School Reverses Hijab Ban for Small Children After ‘Islamophobia’ Accusations

Veiled Muslim women and children hold up signs reading 'Jihad' and calling for Shari'ah law in Mali as they protest in response to French military action in Mali outside the French embassy in central London on January 12, 2013.

A well-regarded primary school has been forced to drop a ban on small children fasting and wearing Islamic headscarves after accusations of “Islamophobia”.

St. Stephen’s Primary School in Newham, a heavily Muslim-populated area of East London, made headlines when it announced the ban, which was welcomed by campaigners who say child veiling sexualises youngsters and promotes extremism.

The school also argued that it could be dangerous for young people to fast, and could possibly hurt their concentration and learning.

However, Muslim parents and left-wing campaigners reacted furiously, claiming that they had not been properly consulted on the new uniform and safety measures.

Extremist’ groups such as Muslim Engagement and Development (MEND) objected, and a group of local councillors published an open letter on the Islamist-sympathising website 5Pillars.

The school’s chair of governors, Arif Qawi, this Friday announced he was stepping down following the backlash, telling colleagues in an email reported by the Guardian:

“I wish the school continued success and am truly sorry that my actions have caused any harm to the reputation of the fantastic school.”

The school’s website posted a note on Friday described as a uniform policy update, reading:

“Having spoken to our school community we now have a deeper understanding of the matter and have decided to reverse our position with immediate effect.”

The note was later amended to read: “The school has taken the decision to make the changes to this policy with immediate effect and this follows on from conversations with our school community.

“We will work with our school community to continue to review this policy going forward in the best interests of our children.”

Amina Lone, an activist who has lobbied the government to ban hijabs in schools for very young girls, slammed the school’s capitulation on Twitter.

Miqdaad Versi, Assistant Secretary General of the Islamist-linked Muslim Council of Britain, said his organisation welcomed Mr.
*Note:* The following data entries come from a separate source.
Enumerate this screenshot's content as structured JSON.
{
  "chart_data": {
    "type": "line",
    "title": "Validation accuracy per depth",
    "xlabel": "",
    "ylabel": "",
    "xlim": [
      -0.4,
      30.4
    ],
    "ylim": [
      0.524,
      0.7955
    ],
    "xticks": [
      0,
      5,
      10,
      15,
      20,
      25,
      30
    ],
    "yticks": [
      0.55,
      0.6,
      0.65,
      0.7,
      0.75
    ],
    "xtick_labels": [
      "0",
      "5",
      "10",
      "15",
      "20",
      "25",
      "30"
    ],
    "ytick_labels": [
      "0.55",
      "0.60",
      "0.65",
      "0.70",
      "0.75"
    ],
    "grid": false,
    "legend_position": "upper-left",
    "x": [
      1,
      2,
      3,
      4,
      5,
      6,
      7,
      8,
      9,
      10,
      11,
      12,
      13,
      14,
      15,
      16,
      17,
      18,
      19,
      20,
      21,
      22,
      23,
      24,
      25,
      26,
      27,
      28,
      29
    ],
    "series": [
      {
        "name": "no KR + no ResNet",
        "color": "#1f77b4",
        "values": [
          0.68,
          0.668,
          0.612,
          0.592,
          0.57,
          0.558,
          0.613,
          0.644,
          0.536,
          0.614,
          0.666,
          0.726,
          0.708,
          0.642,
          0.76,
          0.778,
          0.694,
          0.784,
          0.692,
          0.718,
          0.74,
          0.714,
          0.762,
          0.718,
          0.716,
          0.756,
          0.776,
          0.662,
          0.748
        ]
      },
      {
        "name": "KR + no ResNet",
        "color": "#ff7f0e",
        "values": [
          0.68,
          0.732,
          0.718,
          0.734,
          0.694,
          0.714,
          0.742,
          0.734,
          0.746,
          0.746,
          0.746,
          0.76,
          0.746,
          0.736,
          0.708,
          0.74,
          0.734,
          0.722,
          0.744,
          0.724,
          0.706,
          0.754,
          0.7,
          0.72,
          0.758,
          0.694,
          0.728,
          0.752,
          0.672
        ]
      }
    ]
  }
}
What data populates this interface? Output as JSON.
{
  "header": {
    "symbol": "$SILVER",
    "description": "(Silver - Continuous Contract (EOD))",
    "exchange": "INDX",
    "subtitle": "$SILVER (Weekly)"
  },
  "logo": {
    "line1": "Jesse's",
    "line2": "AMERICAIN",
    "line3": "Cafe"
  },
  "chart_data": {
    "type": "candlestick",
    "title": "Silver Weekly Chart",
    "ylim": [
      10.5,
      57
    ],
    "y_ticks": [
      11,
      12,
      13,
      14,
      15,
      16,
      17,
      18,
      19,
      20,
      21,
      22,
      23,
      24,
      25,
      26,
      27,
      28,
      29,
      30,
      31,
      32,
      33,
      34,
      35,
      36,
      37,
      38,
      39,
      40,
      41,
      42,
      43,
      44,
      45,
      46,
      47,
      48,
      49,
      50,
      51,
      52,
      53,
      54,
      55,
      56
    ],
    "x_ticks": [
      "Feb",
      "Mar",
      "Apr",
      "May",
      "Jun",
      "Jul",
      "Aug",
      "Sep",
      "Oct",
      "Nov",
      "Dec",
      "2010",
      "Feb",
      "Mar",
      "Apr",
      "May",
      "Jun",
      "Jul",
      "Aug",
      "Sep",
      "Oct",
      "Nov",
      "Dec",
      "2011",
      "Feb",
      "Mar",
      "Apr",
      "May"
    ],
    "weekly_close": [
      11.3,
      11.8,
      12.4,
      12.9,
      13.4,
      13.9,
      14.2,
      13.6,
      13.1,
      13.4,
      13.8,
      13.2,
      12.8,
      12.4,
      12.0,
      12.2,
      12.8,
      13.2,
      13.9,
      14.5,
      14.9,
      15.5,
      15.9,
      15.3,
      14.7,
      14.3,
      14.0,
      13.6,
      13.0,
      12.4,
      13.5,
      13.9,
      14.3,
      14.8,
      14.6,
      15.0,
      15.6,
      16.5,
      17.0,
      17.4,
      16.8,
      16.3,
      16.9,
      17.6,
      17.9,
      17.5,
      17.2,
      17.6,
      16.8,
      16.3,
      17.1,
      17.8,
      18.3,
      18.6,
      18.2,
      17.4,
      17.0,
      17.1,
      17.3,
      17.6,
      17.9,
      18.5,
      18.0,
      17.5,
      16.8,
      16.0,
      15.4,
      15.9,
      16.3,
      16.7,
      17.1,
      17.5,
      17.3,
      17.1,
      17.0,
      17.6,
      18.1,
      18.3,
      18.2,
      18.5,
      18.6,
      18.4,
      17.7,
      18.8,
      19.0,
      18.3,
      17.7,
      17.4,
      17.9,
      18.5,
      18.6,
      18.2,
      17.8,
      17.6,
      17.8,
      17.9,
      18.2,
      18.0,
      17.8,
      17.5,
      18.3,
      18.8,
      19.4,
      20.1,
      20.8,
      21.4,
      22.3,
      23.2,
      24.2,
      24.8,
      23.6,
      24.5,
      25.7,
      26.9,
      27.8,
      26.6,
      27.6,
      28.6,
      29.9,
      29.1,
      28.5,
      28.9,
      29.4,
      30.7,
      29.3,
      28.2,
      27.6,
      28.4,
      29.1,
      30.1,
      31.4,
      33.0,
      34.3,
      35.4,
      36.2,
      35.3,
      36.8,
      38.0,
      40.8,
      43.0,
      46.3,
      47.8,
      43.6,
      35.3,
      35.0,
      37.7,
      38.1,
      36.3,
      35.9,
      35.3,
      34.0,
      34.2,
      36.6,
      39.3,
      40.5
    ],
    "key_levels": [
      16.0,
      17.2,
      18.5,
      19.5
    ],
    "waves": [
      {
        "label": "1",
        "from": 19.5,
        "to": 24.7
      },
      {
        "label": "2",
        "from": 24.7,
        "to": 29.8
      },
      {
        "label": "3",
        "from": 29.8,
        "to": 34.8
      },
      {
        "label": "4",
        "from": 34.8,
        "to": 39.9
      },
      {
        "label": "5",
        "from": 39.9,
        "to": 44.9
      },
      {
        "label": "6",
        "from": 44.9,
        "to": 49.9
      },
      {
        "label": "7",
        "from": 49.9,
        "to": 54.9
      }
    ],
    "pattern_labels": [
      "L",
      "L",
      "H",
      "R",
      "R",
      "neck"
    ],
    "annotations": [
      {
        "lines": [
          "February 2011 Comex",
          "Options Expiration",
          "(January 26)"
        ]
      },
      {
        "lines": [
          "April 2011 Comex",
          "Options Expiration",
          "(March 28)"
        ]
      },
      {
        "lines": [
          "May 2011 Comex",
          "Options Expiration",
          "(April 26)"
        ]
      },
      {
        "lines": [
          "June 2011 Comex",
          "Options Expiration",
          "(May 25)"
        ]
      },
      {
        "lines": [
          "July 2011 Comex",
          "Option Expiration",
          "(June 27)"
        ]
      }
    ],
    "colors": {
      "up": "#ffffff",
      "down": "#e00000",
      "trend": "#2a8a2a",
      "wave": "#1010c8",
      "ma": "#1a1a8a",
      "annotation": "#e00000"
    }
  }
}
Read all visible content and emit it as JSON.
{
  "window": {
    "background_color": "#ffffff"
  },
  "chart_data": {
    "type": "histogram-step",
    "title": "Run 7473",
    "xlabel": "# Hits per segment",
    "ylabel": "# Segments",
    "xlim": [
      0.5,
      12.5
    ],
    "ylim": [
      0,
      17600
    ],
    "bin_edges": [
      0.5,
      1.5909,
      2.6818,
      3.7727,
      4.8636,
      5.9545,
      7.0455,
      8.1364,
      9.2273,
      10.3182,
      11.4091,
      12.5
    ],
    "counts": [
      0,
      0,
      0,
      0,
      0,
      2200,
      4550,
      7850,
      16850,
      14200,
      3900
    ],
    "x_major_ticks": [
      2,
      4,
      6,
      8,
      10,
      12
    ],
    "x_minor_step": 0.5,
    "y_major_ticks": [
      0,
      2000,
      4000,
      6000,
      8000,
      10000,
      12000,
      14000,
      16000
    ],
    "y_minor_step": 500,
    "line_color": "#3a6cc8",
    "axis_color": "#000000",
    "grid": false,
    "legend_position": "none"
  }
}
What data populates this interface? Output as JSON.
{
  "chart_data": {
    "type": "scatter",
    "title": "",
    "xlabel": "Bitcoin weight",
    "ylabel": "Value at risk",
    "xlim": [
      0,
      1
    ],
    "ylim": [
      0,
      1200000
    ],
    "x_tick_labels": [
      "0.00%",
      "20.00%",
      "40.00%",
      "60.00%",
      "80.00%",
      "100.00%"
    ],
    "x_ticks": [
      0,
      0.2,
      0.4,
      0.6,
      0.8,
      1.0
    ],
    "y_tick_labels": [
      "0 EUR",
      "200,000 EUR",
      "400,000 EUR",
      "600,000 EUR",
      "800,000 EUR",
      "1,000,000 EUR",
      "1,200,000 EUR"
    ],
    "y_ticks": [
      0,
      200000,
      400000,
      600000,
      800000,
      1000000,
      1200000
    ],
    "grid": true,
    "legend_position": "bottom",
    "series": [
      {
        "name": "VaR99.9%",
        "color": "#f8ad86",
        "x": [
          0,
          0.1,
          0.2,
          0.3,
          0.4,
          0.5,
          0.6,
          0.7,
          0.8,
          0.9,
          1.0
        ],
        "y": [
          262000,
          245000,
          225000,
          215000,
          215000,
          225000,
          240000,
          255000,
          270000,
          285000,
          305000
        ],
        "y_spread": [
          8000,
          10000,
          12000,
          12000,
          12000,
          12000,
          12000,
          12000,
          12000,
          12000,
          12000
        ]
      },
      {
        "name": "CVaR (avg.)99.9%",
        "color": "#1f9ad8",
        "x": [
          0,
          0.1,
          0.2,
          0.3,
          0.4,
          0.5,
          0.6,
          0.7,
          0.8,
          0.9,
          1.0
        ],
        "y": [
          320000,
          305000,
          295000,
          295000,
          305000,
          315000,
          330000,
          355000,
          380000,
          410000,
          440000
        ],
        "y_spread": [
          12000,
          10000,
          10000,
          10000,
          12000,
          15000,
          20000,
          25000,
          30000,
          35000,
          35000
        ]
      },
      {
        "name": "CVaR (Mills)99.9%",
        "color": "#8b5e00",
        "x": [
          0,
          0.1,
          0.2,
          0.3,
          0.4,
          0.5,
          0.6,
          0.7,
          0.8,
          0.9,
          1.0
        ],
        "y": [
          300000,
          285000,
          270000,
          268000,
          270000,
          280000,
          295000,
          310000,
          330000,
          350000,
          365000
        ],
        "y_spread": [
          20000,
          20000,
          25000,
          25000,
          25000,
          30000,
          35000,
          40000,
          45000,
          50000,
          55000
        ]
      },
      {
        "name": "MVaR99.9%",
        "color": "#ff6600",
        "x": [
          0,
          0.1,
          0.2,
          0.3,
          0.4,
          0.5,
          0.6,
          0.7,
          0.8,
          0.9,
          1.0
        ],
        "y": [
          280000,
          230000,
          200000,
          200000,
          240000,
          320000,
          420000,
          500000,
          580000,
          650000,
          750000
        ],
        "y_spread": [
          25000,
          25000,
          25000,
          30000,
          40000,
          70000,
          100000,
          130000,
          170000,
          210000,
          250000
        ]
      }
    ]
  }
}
Qawi’s resignation because of his allegedly “appalling” statements about Islamic veiling.

“This decision on religious symbols did not appear to target adherents of other faiths and appears to have been made without consulting the parents or community,” Mr. Versi told the Guardian.

“Yet serious questions remain unanswered as to the school leadership’s attitude towards Muslims, which are potentially discriminatory.

“It is deeply disappointing that a primary school with such a reputation has acted in this way. We hope that future decisions are made carefully and with full consultation with local communities.”